Chavez was clever in securing international support for his experiment, including from prominent foreign leaders and intellectuals. To deceive and disarm his opponents, he tightened the screw in steps, gradually eroding property and democratic rights. The charts below, which come from the World Bank’s Government Indicators, show how freedoms were taken away step-by-step during the course of the Bolivarian Revolution. Today, Rule of Law is near zero on the World Bank’s scale.

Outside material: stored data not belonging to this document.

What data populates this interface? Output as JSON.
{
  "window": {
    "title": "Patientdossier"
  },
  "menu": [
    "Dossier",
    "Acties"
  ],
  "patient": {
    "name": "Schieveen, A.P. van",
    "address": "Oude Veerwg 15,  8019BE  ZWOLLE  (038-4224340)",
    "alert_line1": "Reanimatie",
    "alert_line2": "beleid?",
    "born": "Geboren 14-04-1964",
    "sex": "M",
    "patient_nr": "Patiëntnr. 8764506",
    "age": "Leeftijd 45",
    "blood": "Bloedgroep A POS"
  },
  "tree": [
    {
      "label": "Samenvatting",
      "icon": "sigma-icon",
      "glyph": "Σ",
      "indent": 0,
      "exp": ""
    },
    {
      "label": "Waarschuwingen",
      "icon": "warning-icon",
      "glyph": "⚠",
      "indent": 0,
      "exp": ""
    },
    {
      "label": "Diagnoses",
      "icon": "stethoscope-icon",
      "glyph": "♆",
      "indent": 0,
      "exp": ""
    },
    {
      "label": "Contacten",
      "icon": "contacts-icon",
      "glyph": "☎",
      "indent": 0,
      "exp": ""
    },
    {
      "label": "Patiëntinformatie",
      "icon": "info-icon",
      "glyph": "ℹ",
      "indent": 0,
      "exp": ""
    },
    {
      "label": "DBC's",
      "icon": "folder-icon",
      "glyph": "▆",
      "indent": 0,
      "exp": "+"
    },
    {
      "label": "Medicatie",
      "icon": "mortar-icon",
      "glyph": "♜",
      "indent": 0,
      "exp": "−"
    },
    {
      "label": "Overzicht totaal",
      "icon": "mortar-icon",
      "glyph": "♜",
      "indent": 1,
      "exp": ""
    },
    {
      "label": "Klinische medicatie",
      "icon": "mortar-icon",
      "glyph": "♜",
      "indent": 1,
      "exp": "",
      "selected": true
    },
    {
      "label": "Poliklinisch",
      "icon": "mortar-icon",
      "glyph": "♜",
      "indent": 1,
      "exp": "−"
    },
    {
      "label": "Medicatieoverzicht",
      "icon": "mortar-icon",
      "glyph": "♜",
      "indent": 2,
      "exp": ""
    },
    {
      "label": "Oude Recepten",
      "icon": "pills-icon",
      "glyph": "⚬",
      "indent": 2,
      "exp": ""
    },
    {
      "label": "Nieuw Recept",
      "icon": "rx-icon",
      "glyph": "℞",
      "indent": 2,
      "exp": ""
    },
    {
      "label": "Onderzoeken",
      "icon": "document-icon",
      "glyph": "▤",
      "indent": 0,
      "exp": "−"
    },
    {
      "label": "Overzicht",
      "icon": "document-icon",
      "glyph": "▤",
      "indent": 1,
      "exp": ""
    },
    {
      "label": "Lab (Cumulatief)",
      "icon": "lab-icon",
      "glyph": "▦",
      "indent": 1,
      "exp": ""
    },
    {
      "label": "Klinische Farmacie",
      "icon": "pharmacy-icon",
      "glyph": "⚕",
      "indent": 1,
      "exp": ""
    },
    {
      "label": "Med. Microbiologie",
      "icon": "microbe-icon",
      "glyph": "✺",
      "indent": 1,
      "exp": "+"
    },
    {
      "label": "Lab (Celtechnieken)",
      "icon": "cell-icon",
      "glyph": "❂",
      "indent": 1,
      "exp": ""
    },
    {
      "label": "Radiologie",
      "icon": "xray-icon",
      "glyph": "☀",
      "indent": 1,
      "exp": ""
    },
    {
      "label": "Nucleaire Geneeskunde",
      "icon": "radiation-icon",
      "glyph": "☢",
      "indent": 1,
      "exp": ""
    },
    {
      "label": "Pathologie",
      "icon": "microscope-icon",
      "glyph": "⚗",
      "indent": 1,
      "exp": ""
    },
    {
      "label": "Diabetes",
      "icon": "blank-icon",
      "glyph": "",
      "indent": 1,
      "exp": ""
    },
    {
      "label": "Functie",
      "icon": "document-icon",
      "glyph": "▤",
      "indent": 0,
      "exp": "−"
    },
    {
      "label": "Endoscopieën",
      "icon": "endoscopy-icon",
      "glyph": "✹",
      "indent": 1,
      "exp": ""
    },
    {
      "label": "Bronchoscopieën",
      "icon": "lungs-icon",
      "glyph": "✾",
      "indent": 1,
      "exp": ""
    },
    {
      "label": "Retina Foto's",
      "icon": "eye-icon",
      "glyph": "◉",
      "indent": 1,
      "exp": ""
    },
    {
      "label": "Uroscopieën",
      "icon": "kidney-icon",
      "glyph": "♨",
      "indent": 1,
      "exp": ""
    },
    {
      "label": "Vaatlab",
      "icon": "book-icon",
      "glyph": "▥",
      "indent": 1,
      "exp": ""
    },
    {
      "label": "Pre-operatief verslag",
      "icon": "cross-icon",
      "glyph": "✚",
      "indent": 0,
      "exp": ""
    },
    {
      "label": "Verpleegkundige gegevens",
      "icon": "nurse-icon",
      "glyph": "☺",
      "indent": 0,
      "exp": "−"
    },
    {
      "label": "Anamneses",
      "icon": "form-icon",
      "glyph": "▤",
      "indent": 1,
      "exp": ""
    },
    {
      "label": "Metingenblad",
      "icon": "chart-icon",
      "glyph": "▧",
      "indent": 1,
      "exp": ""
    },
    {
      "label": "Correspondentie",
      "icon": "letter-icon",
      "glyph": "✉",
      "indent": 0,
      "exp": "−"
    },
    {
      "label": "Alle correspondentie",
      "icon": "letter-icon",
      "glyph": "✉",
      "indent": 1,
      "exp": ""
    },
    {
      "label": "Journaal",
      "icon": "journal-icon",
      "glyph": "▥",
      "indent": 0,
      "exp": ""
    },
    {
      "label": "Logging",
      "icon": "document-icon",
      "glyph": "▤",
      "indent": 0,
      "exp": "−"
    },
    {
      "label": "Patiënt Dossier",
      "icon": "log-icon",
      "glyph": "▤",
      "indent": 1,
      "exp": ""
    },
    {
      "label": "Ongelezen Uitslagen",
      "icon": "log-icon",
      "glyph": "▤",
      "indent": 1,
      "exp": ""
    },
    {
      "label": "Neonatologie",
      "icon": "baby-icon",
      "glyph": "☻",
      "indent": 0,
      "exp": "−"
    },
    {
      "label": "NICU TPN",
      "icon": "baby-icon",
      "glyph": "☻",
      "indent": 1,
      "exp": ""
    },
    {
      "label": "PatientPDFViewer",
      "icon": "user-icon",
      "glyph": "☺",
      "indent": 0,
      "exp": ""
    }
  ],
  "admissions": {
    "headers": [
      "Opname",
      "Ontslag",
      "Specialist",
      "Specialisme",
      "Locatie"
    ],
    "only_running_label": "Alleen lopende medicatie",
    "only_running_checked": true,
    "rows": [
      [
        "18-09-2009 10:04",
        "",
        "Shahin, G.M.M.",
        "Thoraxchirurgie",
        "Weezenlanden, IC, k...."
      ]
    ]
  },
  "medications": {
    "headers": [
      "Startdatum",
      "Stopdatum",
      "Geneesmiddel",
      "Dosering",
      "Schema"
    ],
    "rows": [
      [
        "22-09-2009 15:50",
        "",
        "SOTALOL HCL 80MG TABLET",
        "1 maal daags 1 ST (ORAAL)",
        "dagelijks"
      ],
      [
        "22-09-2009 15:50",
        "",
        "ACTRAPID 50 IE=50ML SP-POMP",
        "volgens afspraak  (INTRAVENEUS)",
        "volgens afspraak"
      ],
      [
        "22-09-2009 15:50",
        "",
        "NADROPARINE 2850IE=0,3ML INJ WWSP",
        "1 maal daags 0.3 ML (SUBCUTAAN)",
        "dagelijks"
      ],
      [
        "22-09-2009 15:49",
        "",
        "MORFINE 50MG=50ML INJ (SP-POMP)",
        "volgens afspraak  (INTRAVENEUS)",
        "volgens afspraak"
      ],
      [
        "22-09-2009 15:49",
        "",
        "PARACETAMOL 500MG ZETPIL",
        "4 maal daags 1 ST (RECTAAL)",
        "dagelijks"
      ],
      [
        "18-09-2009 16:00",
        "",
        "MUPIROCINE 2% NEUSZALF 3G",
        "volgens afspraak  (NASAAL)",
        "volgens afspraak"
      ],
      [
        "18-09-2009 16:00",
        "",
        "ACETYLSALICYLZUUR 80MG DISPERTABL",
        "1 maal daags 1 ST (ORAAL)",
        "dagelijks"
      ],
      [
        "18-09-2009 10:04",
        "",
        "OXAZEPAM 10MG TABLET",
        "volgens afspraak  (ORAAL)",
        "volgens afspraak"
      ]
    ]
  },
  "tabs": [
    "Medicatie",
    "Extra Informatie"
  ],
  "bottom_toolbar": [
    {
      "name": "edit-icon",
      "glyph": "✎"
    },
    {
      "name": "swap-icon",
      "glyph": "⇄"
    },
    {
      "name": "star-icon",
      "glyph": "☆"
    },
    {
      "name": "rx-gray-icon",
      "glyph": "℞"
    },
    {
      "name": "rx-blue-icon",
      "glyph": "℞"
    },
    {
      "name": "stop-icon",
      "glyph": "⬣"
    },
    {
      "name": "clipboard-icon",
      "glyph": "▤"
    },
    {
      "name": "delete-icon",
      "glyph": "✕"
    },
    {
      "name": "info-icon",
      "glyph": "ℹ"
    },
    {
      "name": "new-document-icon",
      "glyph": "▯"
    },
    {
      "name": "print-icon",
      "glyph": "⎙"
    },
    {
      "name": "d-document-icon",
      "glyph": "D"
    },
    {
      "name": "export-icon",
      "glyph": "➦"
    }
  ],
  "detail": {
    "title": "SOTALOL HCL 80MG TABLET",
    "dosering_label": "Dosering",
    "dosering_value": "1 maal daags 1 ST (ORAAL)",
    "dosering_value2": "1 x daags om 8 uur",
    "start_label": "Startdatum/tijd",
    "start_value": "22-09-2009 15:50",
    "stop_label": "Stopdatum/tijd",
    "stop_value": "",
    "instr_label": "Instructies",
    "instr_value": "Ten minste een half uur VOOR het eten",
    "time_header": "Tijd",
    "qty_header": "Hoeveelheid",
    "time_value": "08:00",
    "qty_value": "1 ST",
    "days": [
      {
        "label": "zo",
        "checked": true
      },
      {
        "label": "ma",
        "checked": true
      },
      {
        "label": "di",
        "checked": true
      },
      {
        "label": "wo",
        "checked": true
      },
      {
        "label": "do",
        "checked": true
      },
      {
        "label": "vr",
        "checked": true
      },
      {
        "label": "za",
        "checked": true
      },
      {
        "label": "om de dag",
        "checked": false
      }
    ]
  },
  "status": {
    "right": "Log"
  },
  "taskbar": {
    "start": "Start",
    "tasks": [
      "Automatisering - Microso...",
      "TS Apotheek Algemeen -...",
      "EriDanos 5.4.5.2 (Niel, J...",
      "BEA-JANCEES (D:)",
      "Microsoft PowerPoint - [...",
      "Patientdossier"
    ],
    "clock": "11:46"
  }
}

Lessons for Chile and Others

What are the lessons to be learned from the Venezuelan catastrophe? Perhaps the only obvious one is that success and stability are precarious. This means that no effort should be spared to strengthen institutions and governance. Also, it should be recognized that in the present environment of slow growth stability will be difficult to maintain unless societies are able to generate more equitable distributions of incomes. Latin America currently fails miserably in providing equal opportunities to all. Entrenched interest groups fight tooth and nail to preserve their privileges.  Matters are complicated by the fact that capital is mostly in the hands of a highly globalized elite which is risk-averse and prefers “safe” assets in the U.S. or Europe. During the slow burn of the Chavez regime, domestic capital deserted, to never return.